Est-ce que DISSIDÆNCE PART 1 annonce un retour de Vitalic en solo pour une longue période ou est-ce que tu vas encore laisser de la place à tes autres projets comme Kompromat ?
J’ai fait pour le théâtre du Chatelet, une création avec une chanteuse Tunisienne qui s’appelle Emel. C’était un concert pour France 4. On a créé 5 morceaux et on va les sortir. C’est vraiment un truc que je n’ai jamais fait mais je pense qu’on reconnaît toujours ma patte. Ensuite, après la tournée Vitalic annoncée, je vais faire du Kompromat. C’était vraiment une expérience géniale de tourner avec Rebeka Warrior et on n’a pas du tout envie de s’arrêter.
Tu parles de théâtre, est-ce que c’est un univers qui t’attire ? Tu aimerais bosser sur un projet qui mélange musique électronique et cette discipline ?

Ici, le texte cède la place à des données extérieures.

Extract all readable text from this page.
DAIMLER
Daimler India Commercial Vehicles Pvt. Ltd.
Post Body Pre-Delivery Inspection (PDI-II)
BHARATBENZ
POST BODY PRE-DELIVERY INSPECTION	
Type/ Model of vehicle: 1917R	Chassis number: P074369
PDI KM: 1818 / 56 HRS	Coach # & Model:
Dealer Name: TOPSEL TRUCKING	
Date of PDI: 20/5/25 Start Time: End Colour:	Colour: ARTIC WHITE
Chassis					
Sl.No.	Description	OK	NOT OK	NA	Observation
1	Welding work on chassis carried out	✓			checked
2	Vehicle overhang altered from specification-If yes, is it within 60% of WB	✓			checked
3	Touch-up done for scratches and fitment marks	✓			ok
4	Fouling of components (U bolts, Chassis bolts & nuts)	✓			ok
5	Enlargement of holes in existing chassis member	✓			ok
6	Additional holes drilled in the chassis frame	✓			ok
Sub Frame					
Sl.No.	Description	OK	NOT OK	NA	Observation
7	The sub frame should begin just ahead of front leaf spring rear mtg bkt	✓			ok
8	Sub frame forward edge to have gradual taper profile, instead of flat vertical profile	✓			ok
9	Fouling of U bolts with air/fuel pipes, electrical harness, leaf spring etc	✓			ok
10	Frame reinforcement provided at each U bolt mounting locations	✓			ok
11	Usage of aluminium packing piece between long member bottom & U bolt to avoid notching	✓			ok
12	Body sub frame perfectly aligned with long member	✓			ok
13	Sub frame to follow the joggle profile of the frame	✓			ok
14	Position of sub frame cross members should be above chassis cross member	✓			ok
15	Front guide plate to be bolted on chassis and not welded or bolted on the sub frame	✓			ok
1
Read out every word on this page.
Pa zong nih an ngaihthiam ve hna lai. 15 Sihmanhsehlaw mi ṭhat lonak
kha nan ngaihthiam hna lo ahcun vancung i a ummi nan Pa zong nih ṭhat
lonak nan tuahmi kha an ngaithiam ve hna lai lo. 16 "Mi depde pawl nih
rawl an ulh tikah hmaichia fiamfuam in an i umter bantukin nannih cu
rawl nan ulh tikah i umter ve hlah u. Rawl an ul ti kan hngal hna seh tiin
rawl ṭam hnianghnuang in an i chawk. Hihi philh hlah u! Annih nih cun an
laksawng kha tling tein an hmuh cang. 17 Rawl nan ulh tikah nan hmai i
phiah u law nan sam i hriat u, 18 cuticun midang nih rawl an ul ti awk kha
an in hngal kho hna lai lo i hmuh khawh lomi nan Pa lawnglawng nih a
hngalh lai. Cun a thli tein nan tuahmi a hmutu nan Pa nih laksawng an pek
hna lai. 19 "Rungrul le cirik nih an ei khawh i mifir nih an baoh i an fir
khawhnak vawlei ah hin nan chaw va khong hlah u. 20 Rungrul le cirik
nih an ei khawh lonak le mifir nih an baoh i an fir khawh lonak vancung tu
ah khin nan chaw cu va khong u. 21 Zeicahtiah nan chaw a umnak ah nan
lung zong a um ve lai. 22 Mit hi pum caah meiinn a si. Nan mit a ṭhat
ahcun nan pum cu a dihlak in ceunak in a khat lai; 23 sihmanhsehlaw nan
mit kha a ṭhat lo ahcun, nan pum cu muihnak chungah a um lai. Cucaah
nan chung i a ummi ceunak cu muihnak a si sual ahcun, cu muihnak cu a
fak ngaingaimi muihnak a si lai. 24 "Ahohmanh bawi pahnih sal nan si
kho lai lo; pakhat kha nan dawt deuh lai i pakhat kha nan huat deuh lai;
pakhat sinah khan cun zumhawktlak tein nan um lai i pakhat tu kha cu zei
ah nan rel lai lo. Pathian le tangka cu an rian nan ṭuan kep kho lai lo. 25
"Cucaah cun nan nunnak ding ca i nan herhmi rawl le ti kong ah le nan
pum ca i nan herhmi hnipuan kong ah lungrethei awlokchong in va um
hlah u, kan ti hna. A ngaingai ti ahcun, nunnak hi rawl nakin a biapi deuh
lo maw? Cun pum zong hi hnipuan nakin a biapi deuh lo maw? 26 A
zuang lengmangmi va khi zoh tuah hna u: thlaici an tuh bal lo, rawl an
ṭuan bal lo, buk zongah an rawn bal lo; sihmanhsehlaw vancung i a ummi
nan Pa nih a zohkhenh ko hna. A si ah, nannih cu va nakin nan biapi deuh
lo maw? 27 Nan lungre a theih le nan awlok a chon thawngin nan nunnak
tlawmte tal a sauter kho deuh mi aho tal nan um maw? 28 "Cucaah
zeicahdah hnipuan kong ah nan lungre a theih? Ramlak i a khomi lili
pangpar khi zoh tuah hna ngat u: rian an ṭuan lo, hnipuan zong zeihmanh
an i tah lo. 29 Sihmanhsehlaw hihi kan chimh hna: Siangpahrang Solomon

Oui pourquoi pas. Je suis actuellement sur une musique de film et c’est un sacré boulot. J’espère déjà ressortir indemne de cette expérience cinématographique. Je suis totalement inclus dans la production. Par exemple, pour les scènes de danses africaines mais sur de l’électro, on a travaillé ensemble avec le chorégraphe et l’orchestre. Pour le moment, je n’ai pas encore les images. J’ai vu des chorégraphies, j’ai participé à une scène du film qui se déroule dans une église. Je bosse surtout avec le script et l’impression du réalisateur. Ce n’est pas toujours facile, je l’adore mais cette dernière change souvent. Tout bouge tout le temps, tu as un peu l’impression d’être sur des sables mouvants en permanence.
C’est une grosse dose de boulot mais c’est hyper intéressant. De plus, ça me fait du bien d’être dirigé. Je me mets complètement au service du film, ce qui est totalement l’opposé de quand je produis MON album. C’est une approche complètement différente mais le thème du film me parlait et c’est une aventure très enrichissante !
Ici, c’est ma musique qui est au service de quelqu’un d’autre.